There are fifteen items here ranging from Norrland style instrumentals to soulful vocal interpretations of both traditional carols and more secular Christmas songs. Even the most familiar material has a different slant placed on it.

The album commences with a soulful vocal duet between Landgren and Pilnas on Thad Jones and Alec Wilder’s “A Child Is Born”. The arrangement is paced by Sand’s piano and also features a warmly plangent contribution from Landgren on trombone.

The following “Maria Gar I Tornesnar” is a beautiful folk melody that could have come straight off the Norrland album. It features Landgren’s trombone and Knutsson’s soprano (both given a dash of echo) together with Norberg’s zither like Finnish kantele. The music is a perfect summation of the frozen north and is likely to appeal to fans of Jan Garbarek.

The kantele also features on Norberg’s own “Kristallen” which features him duetting with Norrland colleague Knutsson in appropriately crystalline manner.

“Ding Dong Merrily On High” is one of the items likely to be over familiar to English listeners. It is given an elegant slowed down treatment led by Ida Sand’s voice and piano and featuring the rounded tones of Landgren’s trombone. The whole thing works surprisingly well.

Two other familiar pieces “Oh Little Town Of Bethlehem” and “In Dulce Jubilo” are treated as instrumentals adding Landgren’s trombone to the Norrland duo of Knutsson and Norberg. Delivered in the characteristic Norrland style these new interpretations make a refreshing change from the more familiar versions of these songs.

Landgren also turns his attention to pieces of more formal church music such as “Himmel (Psalm 130)” and “Christmas Hymn (Psalm 112)”. Both are stately duets between Landgren and guitarist Norberg.

Of the other vocal items Sharon Dyall demonstrates her versatility on two very different pieces, Norberg’s arrangement of the European carol “Det Ar En Ros Utsprungen” and the gospel tinged closer “Peace On Earth”, the latter a duet with Sand on piano.

Jeanette Kohn tackles the carols “Veni Veni Emanuel” and “Maria Wiegenlied” her clear, pure voice possessed of an almost operatic quality.

Jessica Pilnas returns for a soulful delivery of Donny Hathaway’s “This Christmas” in an arrangement led by Sand on piano and featuring Knutsson making a rare excursion on tenor.
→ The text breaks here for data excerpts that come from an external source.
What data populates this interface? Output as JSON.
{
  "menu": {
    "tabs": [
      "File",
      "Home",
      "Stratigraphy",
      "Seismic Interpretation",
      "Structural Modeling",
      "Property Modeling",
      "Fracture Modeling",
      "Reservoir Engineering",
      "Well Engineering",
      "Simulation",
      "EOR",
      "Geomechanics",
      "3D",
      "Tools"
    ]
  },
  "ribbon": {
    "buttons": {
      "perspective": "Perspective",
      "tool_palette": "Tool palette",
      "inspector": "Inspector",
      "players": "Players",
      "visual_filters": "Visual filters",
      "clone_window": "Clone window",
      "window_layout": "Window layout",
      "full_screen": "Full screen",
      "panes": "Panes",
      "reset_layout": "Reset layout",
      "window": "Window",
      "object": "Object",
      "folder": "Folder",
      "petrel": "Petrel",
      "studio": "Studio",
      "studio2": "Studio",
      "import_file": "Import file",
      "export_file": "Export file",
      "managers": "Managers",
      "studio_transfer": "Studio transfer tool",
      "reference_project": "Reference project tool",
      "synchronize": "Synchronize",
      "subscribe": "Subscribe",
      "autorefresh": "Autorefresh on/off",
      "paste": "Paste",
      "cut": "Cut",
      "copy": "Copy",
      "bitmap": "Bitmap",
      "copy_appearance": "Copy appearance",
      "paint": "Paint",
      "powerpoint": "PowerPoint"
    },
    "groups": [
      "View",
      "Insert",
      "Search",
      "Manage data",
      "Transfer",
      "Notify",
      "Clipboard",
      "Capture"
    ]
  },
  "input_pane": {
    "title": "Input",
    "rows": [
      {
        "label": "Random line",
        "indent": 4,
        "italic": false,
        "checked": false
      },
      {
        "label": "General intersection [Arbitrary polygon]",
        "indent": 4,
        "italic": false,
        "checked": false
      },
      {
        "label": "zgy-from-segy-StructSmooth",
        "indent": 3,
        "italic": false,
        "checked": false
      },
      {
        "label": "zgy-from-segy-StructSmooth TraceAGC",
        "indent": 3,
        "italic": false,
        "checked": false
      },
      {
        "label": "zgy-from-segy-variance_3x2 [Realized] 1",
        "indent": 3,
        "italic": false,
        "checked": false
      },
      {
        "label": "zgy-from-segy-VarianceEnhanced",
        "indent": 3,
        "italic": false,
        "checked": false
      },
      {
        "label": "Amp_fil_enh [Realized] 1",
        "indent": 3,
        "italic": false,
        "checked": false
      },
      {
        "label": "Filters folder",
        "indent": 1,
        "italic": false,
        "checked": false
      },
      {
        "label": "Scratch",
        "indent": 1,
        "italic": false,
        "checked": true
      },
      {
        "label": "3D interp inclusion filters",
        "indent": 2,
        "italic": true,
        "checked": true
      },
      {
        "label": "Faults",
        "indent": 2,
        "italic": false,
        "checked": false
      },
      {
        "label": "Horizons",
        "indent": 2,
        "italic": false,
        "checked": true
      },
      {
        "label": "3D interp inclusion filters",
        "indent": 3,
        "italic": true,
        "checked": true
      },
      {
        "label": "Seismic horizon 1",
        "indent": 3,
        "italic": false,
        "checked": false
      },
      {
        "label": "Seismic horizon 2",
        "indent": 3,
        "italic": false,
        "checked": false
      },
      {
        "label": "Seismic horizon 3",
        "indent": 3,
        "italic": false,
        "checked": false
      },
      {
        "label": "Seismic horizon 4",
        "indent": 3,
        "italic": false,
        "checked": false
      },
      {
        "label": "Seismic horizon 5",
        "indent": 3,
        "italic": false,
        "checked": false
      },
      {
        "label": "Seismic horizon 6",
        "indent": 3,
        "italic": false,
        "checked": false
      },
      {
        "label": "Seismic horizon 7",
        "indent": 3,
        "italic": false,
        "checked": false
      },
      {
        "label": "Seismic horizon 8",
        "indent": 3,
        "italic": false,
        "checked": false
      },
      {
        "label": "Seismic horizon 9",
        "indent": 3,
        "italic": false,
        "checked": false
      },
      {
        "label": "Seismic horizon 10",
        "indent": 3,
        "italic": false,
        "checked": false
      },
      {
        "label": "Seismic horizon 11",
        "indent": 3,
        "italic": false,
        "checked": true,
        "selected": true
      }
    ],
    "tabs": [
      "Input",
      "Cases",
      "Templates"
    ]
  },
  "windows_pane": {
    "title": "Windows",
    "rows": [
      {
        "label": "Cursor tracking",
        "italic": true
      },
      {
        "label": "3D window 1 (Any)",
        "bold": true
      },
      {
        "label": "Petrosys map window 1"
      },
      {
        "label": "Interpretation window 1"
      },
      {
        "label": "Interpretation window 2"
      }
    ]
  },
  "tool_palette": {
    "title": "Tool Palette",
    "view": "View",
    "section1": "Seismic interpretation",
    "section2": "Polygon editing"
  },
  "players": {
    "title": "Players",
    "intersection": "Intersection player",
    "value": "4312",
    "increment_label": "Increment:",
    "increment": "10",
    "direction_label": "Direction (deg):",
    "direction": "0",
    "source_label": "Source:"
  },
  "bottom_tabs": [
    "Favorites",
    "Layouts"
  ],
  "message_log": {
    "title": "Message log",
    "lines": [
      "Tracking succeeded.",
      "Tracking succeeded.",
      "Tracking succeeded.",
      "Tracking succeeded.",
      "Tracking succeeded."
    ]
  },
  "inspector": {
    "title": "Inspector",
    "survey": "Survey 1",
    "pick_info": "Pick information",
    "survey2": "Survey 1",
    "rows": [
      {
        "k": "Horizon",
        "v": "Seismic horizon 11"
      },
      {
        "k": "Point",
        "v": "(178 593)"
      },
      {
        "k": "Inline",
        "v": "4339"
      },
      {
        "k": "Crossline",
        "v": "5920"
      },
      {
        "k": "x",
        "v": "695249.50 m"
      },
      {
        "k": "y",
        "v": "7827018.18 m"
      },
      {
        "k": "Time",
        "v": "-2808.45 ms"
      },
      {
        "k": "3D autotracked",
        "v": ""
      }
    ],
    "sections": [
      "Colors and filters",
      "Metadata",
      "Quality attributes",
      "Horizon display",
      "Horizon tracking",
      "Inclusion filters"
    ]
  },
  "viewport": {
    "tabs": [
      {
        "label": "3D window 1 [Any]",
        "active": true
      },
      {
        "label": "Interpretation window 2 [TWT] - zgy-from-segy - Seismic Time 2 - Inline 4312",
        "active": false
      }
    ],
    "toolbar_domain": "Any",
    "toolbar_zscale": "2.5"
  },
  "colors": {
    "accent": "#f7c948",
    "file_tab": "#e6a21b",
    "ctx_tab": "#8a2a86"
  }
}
Ida Sand delivers a beautiful solo performance of John Rutter’s “Candlelight Carol” accompanying herself at the piano.

All four singers are featured on a choral version of the Swedish carol “Jul Jul Stralande Jul” 

“Christmas With My Friends II” has proved to be lot more enjoyable than I first thought it would.
In an age when much of Christmas has pretty much been repackaged and sold back to us by America it’s good to hear some Christmas music that draws almost exclusively on European traditions.

Landgren’s album is lovingly and carefully put together and provides a well balanced programme that avoids most of the seasonal clichés. Exquisitely played and sung and produced with pinpoint clarity by Norberg it has plenty going for it. Although not as essential a purchase as the recent Norrland album if you want some music for Christmas you could do a lot worse than this.